イランのタスニム通信によりますと、ガリババディ次官は、「覚書の文書は完成しており、『イスラマバード覚書』の正式な署名式が金曜日にスイスで行われる。両国代表団は今後の枠組みを定めるための協議を続ける」と説明しました。そのうえで、「それまでに、アメリカ側による戦争終結、封鎖解除、資産凍結の解除に関する約束が履行されるか確認される。今後60日間の協議は、アメリカがこれらの約束を実行するかどうかにかかっている」と述べました。
また、署名後の60日間で、制裁措置、核開発計画、経済発展の枠組みなどについて協議が行われるとしています。
さらに、この合意にはレバノン情勢も含まれているとしたうえで、「レバノンを含む複数の戦線における戦争と軍事作戦の終結が、今夜発表される」と説明しました。

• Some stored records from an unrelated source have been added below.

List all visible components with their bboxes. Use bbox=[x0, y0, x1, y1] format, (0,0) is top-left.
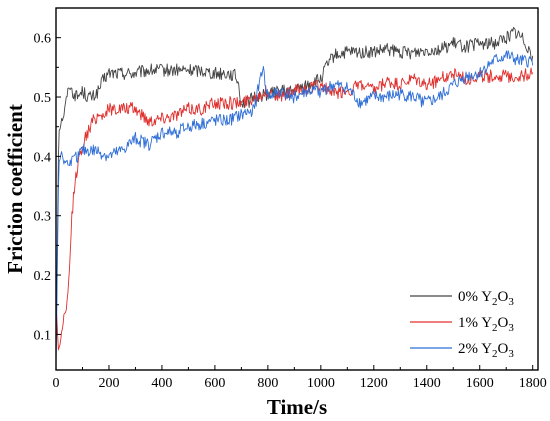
y-tick-label: 0.6 bbox=[34, 32, 52, 47]
x-tick-label: 1600 bbox=[466, 376, 494, 391]
x-tick-label: 1000 bbox=[307, 376, 335, 391]
y-axis-ticks: 0.1 0.2 0.3 0.4 0.5 0.6 bbox=[34, 32, 61, 343]
y-tick-label: 0.1 bbox=[34, 328, 52, 343]
x-axis-title: Time/s bbox=[267, 395, 327, 419]
x-tick-label: 200 bbox=[98, 376, 119, 391]
legend-label-1: 1% Y2O3 bbox=[458, 315, 514, 334]
x-tick-label: 0 bbox=[53, 376, 60, 391]
series-line-1 bbox=[55, 67, 534, 351]
legend-label-2: 2% Y2O3 bbox=[458, 341, 514, 360]
legend-label-part: 2 bbox=[492, 296, 498, 308]
x-tick-label: 1200 bbox=[360, 376, 388, 391]
legend-label-part: 2 bbox=[492, 348, 498, 360]
x-tick-label: 1800 bbox=[519, 376, 547, 391]
legend-label-part: 0% Y bbox=[458, 289, 492, 305]
x-tick-label: 800 bbox=[257, 376, 278, 391]
x-tick-label: 400 bbox=[151, 376, 172, 391]
y-tick-label: 0.5 bbox=[34, 91, 52, 106]
x-axis-ticks: 0 200 400 600 800 1000 1200 1400 1600 1800 bbox=[53, 365, 547, 391]
legend-label-part: 3 bbox=[508, 296, 514, 308]
series-layer bbox=[55, 26, 534, 366]
x-tick-label: 600 bbox=[204, 376, 225, 391]
y-tick-label: 0.3 bbox=[34, 210, 52, 225]
y-axis-title: Friction coefficient bbox=[3, 104, 27, 274]
y-tick-label: 0.2 bbox=[34, 269, 52, 284]
legend-label-part: 3 bbox=[508, 348, 514, 360]
legend-label-part: O bbox=[498, 315, 509, 331]
series-line-2 bbox=[55, 50, 534, 366]
legend-label-part: 2 bbox=[492, 322, 498, 334]
legend-label-part: 3 bbox=[508, 322, 514, 334]
legend-label-part: 2% Y bbox=[458, 341, 492, 357]
x-tick-label: 1400 bbox=[413, 376, 441, 391]
legend-label-part: 1% Y bbox=[458, 315, 492, 331]
legend-label-0: 0% Y2O3 bbox=[458, 289, 514, 308]
legend-label-part: O bbox=[498, 289, 509, 305]
y-tick-label: 0.4 bbox=[34, 150, 52, 165]
legend-label-part: O bbox=[498, 341, 509, 357]
plot-frame bbox=[55, 7, 539, 371]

ガリババディ次官は、合意文書には「イランの重要な要求がすべて盛り込まれている」と述べ、6月19日の署名式に先立ち、合意文書の内容が公表されるとの見通しを示しました。
また、イスラエルによるレバノンへの攻撃を受け、イラン軍が反撃の準備を進めていたことが、アメリカのドナルド・トランプ大統領がイスラエルに対して一定の圧力をかけることにつながり、合意文書の一部内容の進展を後押ししたとの見方を示しました。
その一方で、ガリババディ次官は、合意後もイラン軍は「敵のいかなる計画にも対抗できるよう、常に備えている」と強調しました。